Justice Cameron’s AIDS activism in the 1990s had its origins in how close the issue affected him personally. After contracting the disease in 1985, Cameron could afford the antiretroviral medication that saved his life while serving as a High Court Judge. Many others of lesser means could not.
Hearing on a local radio show about a woman, Gugu Dlamini, who was stoned and stabbed to death after disclosing her HIV status, Judge Cameron was inspired by her story to publicly state that he, too, was HIV-positive.
He has been instrumental in putting the rights of people affected by a disease that devastated the country at the forefront of the public and legal agenda.
LGBTQ rights
Judge Cameron has also been open about his sexual orientation since the early 1980s – further breaking new ground as a senior public official in Africa. He is notable for his contribution in securing the inclusion of an outright prohibition of discrimination on the basis of sexual orientation in the South African Constitution, overseeing the gay and lesbian movement’s submissions to the drafters.
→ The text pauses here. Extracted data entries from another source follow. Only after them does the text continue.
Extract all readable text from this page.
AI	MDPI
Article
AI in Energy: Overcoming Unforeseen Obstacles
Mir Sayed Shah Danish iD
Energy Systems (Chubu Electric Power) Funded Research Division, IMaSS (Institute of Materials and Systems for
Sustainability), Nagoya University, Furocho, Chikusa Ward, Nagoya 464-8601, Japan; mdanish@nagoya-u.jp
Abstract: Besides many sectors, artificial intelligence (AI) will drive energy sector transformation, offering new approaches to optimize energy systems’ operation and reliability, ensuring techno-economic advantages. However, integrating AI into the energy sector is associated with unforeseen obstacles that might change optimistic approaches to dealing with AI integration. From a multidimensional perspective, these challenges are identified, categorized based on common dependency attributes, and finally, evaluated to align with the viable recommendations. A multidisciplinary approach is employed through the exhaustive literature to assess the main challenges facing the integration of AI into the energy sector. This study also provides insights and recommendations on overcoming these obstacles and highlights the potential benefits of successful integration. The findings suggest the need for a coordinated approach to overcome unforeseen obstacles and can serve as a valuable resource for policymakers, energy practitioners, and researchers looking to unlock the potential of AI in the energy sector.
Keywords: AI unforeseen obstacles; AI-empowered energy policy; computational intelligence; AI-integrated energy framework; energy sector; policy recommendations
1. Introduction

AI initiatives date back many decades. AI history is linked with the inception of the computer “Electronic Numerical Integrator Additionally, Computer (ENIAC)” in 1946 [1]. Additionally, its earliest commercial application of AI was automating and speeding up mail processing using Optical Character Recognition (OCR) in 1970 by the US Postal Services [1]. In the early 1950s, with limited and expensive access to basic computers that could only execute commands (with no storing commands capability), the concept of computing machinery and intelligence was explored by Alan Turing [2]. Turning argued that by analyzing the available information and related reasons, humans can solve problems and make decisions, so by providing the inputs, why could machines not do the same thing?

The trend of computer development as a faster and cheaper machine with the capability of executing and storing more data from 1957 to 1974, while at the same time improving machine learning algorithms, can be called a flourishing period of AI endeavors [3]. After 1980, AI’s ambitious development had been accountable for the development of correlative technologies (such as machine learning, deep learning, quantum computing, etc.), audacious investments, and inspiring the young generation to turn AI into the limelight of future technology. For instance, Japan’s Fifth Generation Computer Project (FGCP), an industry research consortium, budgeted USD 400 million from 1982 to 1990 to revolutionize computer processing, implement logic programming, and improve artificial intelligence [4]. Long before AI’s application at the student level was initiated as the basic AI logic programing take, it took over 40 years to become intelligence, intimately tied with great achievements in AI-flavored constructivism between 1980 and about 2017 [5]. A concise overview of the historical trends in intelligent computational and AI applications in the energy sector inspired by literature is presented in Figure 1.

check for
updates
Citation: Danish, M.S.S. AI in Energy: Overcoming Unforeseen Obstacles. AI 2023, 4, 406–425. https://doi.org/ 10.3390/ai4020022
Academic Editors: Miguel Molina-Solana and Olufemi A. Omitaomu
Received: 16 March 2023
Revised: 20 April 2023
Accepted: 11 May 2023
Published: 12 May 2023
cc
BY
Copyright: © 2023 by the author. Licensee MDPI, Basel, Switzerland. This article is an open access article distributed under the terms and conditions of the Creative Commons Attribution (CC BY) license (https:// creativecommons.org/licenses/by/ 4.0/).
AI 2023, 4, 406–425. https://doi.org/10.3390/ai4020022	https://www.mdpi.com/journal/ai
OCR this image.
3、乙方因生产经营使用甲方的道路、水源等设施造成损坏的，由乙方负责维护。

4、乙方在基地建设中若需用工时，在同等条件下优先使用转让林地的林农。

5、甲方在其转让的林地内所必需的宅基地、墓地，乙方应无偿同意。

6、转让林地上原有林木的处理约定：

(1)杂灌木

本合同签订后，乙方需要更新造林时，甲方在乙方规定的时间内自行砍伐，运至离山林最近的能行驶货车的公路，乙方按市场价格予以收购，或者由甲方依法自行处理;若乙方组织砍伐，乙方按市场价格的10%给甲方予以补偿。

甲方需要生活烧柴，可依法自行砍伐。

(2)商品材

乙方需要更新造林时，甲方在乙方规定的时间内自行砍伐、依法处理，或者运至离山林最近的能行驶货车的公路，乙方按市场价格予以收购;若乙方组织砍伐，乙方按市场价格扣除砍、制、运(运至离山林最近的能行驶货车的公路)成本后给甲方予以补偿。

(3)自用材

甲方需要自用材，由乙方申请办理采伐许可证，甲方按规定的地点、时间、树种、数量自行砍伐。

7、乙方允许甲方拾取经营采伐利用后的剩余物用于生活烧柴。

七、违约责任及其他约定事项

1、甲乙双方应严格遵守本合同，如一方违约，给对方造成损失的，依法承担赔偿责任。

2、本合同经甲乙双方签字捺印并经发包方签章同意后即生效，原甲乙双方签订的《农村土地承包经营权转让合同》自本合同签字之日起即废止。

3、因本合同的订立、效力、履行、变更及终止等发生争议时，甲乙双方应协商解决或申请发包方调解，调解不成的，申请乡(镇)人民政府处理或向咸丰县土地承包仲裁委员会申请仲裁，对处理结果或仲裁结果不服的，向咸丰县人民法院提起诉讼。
Cameron addressed the attendees at the first-ever South African Pride parade in Johannesburg on 13 October 1990, and co-edited Defiant Desire: Gay and Lesbian Lives in South Africa, a “celebration of the lives of gay men and lesbian women in South Africa”, with Mark Gevisser in 1995.
Later known as Activate Wits, the Society for Homosexuals on Campus, a student organisation at the University of the Witwatersrand, has Cameron as one of its founding members.
Together with 28 others, Judge Cameron was a signatory of the historic Yogyakarta Principles, a document containing 29 principles that address human rights abuses against the global LGBTQI+ community.
Queer visibility
Throughout his career, Cameron has spoken proudly about his experiences as a gay man and unapologetically called for an end to stigma, discrimination and the criminalisation of homosexuality across the continent. He has consistently highlighted the importance of queer visibility as a means to make change in Africa.
Former president Nelson Mandela called Cameron’s must-read 2005 memoir, Witness to AIDS, “a major contribution by a courageous South African towards that quest for a better life for all”. Perhaps Madiba’s book review sums up what Judge Edwin Cameron’s career and personal life say about him as a person: someone that seeks a better life for all.
When Justice Edwin Cameron steps down after a legal career of close to four decades, two of which he practised as a senior counsel, the legal and human gifts he has imparted to South Africa will be hailed widely, as they should. Truly, this is a man of the law and a mensch – bar none.